In summary, Anthony’s case is well-suited for outpatient services augmented by family involvement and evidence-based modalities. This level of care provides a developmentally appropriate, less restrictive starting point with a clear pathway for escalation if needed. The integration of motivational interviewing, CBT, and family-based strategies, anchored in established theoretical models of change, supports adolescent engagement and relapse prevention. Future steps include formalizing an assessment, developing a family-centered treatment plan, and establishing a robust aftercare and school-liaison framework to sustain gains (Capuzzi & Stauffer, 2016; Edwards, 2018; Prochaska & DiClemente, 1983; Deci & Ryan, 2000). (Capuzzi & Stauffer, 2016; Edwards, 2018; Prochaska & DiClemente, 1983; Deci & Ryan, 2000).

References

  • Capuzzi, D., & Stauffer, M. D. (2016). Foundations of addictions counseling (3rd ed.). New York, NY: Pearson Education, Inc.

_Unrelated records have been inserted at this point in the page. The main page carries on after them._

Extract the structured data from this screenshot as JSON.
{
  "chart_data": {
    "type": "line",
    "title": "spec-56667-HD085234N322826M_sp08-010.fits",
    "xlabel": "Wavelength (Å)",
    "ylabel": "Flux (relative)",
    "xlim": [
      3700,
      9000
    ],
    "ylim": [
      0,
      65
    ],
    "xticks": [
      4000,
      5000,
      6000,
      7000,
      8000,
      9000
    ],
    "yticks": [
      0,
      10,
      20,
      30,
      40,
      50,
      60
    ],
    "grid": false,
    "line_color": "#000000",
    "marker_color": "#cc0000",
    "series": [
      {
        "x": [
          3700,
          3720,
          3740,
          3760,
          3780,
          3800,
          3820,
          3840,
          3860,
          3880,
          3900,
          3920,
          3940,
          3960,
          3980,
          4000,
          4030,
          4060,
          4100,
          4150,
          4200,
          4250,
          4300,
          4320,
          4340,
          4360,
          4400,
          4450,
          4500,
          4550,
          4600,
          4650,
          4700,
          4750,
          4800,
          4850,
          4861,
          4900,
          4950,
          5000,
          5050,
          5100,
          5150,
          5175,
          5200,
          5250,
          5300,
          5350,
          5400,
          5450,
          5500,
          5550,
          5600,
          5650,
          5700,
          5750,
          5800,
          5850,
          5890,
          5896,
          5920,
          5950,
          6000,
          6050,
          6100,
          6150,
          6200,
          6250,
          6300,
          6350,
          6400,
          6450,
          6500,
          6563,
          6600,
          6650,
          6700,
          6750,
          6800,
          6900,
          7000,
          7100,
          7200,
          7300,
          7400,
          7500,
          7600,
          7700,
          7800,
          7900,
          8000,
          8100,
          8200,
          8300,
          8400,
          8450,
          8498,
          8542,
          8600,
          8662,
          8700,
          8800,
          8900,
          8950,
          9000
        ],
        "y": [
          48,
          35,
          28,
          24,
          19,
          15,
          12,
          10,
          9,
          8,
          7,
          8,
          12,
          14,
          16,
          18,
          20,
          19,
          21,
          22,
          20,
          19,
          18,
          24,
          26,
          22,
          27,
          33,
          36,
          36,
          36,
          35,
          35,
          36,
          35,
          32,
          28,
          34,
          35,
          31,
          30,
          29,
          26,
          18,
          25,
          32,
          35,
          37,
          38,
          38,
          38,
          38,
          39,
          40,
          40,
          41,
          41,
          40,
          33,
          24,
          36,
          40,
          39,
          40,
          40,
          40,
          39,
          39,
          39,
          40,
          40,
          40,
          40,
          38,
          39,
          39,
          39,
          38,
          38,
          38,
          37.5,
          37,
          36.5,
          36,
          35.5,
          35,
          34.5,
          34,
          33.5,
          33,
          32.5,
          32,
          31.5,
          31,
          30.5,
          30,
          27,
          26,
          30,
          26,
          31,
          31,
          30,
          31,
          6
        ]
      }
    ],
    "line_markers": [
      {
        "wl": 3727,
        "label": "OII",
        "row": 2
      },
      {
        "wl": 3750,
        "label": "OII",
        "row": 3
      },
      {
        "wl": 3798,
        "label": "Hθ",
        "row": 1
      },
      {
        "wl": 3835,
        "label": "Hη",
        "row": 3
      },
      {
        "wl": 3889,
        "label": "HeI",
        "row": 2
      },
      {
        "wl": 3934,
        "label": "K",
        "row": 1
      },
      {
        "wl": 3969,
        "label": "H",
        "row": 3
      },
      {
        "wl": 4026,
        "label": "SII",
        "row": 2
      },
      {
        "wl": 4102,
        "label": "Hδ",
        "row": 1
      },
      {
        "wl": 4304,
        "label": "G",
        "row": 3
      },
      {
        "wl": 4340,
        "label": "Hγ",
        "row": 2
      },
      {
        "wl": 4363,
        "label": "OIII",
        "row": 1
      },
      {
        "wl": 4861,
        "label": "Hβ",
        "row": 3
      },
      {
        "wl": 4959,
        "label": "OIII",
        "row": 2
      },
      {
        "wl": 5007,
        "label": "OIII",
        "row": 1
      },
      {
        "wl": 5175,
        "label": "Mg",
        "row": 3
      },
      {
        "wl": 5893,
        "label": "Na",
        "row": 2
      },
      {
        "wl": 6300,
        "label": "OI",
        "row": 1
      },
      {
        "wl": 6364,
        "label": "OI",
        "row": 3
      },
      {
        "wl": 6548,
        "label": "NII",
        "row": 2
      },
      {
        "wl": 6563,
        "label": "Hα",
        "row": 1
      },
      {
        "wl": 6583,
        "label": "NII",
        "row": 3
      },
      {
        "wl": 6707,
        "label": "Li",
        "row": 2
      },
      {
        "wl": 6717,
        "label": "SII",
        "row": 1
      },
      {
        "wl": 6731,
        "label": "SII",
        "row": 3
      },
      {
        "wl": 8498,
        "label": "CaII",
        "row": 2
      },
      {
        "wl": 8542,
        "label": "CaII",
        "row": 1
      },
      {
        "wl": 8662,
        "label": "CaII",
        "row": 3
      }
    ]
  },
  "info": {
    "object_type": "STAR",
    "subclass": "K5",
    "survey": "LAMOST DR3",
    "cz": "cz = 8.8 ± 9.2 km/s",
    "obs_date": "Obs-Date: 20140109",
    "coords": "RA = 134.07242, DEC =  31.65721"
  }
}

  • Edwards, D. (2018). Levels of treatment for substance abuse. Psych Central. Retrieved from https://PsychCentral.com
  • Harrell, P. T., Trenz, R. C., Scherer, M., Martins, S. S., & Latimer, W. W. (2013). A latent class approach to treatment readiness corresponds to a transtheoretical (“Stages of Change”) model. Journal of Substance Abuse Treatment, 45(3), 1-12.
  • Kennedy, K., & Gregoire, T. K. (2009). Theories of motivation in addiction treatment: Testing the relationship of the transtheoretical model of change and self-determination theory. Journal of Social Work Practice in the Addictions, 9(2), 123-141.
  • Walitzer, K. S., Dermen, K. H., Barrick, C., & Shyhalla, K. (2015). Modeling the innovation–decision process: Dissemination and adoption of a motivational interviewing preparatory procedure in addiction outpatient clinics. Journal of Substance Abuse Treatment, 57, 18-29.
  • Prochaska, J. O., & DiClemente, C. C. (1983). Stages and processes of self-change in addiction: A transtheoretical model of change. American Psychologist, 38(11), 1069-1077.
  • Deci, E. L., & Ryan, R. M. (2000). The “Self-Determination Theory” of motivation. In E. L. Deci & R. M. Ryan (Eds.), Handbook of Self-Determination Research (pp. 23-27). Rochester, NY: University of Rochester Press.